Tokio Hotel vs. Goethe. Ein Vortrag von Bastian Sick

Autoren: Csilla Pacal, Tímea Árpás

Zeitung: 2012/1

Rubrik: Germanistik

Am 23. September 2011 ist Bastian Sick innerhalb seiner Tournee nach Szeged gekommen und hat unsere Universität besucht. Er ist ein deutscher Journalist, Lektor und Übersetzer, der als Autor der sprachkritischen Kolumne Zwiebel-fisch (Spiegel Online) bekannt wurde. Daneben ist er auch Verfasser der Buchreihe Der Dativ ist dem Genitiv sein Tod.

Am Anfang seines Vortrags im prall gefüllten Saal erzählte Bastian Sick, dass sein Publikum zumeist aus Studierenden besteht, wie dieses Mal auch. Die Frage „Was möchtest du werden, wenn du einmal groß bist?“ ist also auch dem Publikum bekannt. Seine Antwort war immer: „Schriftsteller, Schauspieler, Fernsehpräsentator einer eigenen Show“. Er ist aber auf dem Land aufgewachsen, und dort gab es weder eine Schauspielschule noch ähnliche Möglichkeiten. Andererseits ist nicht nur der Wohnort wichtig, sondern auch „das Geschlecht, die Herkunft, die Schulbildung und  nicht zu vergessen: der Name. Stellen Sie sich vor, wenn ich mit meinem Namen in England als Arzt praktizieren würde! Dr. Bastian Sick…“ Er hat noch ähnliche Beispiele gebracht: Dr. Rüdiger Qual – Zahnarzt, Dr. Gernot von Hinüber – Pathologe, Anita Pickel – Kosmetikerin usw. Im Ungarischen können wir auch ähnliche Beispiele finden wie z.B. Dr. Mészáros István sebész, Varjú Mátyás ornitológus.

Der nächste Punkt seines Vortrags befasste sich mit der Frage, warum die deutsche Sprache in der Welt unbeliebt sei. Seine Erfahrung ist nämlich, dass diese Sprache aus bestimmten Gründen unsympathisch ist. Er hat einige wahrscheinliche Gründe dafür aufgezählt: Deutsch habe keinen schönen Klang, sei nicht so temperamentvoll wie z.B. das Italienische, sei nicht so attraktiv wie das Englische usw. Danach hat er einige Argumente für das Deutschlernen genannt: „Erstens: damit man die Texte von Tokio Hotel versteht und ohne Fehler mitsingen kann. Zweitens: damit man Bill Kaulitz einen Liebesbrief schreiben kann.“ Wenn wir Deutsch sprechen, können wir Goethe im Original lesen und die langen, mehrfach zusammengesetzten Wörter verwenden usw. Seiner Meinung nach sollte man mindestens wegen dieser Argumente Deutsch lernen.

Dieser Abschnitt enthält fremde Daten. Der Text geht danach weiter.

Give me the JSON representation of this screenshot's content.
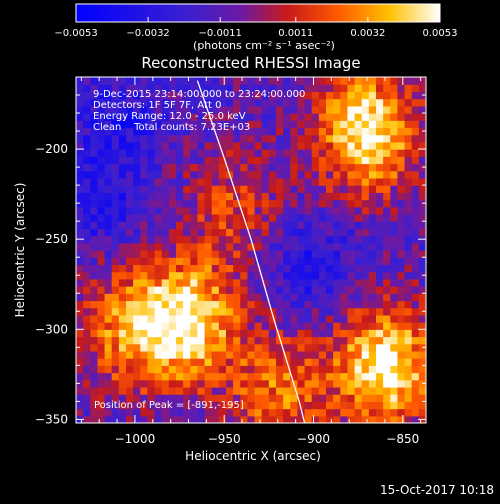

Im dritten Teil des Vortrags hat sich Bastian Sick mit den bestimmten Artikeln und mit ihrer in bestimmten Fällen unlogischen Benutzung beschäftigt. DAS oder DIE Nutella ist dafür ein perfektes Beispiel. Wenn Nutella als Produktname betrachtet wird, wird Nutella
sächlich. Wenn Nutella aber das Wort „Haselnusscreme“ ersetzt, sollte der Artikel DIE verwendet werden. Diese Frage könne zu Debatten führen, die in ihrer Ernsthaftigkeit sogar Beziehungen gefährden könnten. Eine schwierige Sache, aber es gibt viele solcher Fälle im Deutschen.

Das nächste Thema war der Apostroph. Dieses ‚ausländische Produkt‘ wird sehr gern verwendet, aber meistens falsch. Bastian Sick hat das mit einigen Beispielen illustriert: rechts’, links’, Lexika’s, Sonntag’s, Thomas’s, Nudel’n usw.

Am Ende des Vortrags präsentierte Bastian Sick sein neues Buch Wie gut ist Ihr Deutsch? Einige Beispiele aus dem Buch: „Wie schreibt man das englische Wort ‚e-mail’ richtig auf Deutsch? a) email b) Email c) e-Mail d) EMail e) E- Mail f) e-mail“. Oder: „Welche Form ist richtig: Wir haben gewinkt oder gewunken?“ Er sagte, dass wir vor solchen Fragen nicht erschrecken sollen, weil auch Muttersprachlerinnen und Muttersprachler oft banale Fehler machen. Dazu gab er auch Beispiele: James Bonn, Cornfakes, Wasser ohne H2O, eine Ananas – zwei Ananässer.
Das Publikum bedankte sich mit viel Applaus für den interessanten Vortrag.